I have a website I want to regexp on, say http://www.ru.wikipedia.org/wiki/perl . The site is in Russian and I want to pull out all the Russian words. Matching with \w+
doesn't work and matching with \p{L}+
retrieves everything.
How do I do it?
I have a website I want to regexp on, say http://www.ru.wikipedia.org/wiki/perl . The site is in Russian and I want to pull out all the Russian words.

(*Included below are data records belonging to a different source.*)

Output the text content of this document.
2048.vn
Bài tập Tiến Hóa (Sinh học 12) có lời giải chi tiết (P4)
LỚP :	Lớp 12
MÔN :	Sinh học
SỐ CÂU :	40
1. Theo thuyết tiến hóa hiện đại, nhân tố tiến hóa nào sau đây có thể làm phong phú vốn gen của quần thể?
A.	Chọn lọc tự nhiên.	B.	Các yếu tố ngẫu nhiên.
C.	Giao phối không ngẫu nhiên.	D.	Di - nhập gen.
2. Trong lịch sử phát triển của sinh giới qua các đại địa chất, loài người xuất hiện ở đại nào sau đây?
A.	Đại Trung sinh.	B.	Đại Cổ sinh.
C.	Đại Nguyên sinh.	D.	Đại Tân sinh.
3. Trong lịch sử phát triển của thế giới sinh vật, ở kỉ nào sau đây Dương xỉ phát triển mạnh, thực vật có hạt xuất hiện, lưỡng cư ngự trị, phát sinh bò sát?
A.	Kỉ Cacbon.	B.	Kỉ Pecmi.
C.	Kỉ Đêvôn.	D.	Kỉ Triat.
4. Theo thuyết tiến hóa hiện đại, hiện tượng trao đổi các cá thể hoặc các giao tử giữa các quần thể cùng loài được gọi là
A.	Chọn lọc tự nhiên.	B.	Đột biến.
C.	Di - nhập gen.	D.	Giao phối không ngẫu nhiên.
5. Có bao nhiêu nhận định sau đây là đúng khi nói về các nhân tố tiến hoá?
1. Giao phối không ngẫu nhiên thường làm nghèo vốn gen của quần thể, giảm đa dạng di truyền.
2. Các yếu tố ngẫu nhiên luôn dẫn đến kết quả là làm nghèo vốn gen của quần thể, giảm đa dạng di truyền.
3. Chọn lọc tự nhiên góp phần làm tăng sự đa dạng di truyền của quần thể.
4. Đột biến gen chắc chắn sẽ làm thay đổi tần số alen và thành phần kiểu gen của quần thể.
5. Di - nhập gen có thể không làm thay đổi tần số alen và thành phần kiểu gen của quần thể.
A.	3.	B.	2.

Matching with \w+
doesn't work and matching with \p{L}+
retrieves everything.
How do I do it?
Okay, then try this:
#!/usr/bin/perl
use strict;
use warnings;
use LWP::UserAgent;
my $ua = LWP::UserAgent->new;
my $response = $ua->get("http://ru.wikipedia.org/wiki/Perl");
die $response->status_line unless $response->is_success;
my $content = $response->decoded_content;
my @russian = $content =~ /\s([\x{0400}-\x{052F}]+)\s/g;
print map { "$_\n" } @russian;
I believe that the Cyrillic character set starts at 0x0400
and the Cyrillic supplement character set ends at 0x052F
, so this should get many of the words.
perl -MLWP::Simple -e 'getprint "http://ru.wikipedia.org/wiki/Perl"'
403 Forbidden <URL:http://ru.wikipedia.org/wiki/Perl>
Well, that doesn't help!
Downloading a copy first, this seems to work:
use Encode;
local $/ = undef;
my $text = decode_utf8(<>);
my @words = ($text =~ /([\x{0400}-\x{04ff}]+)/gs);
foreach my $word (@words) {
print encode_utf8($word) . "\n";
}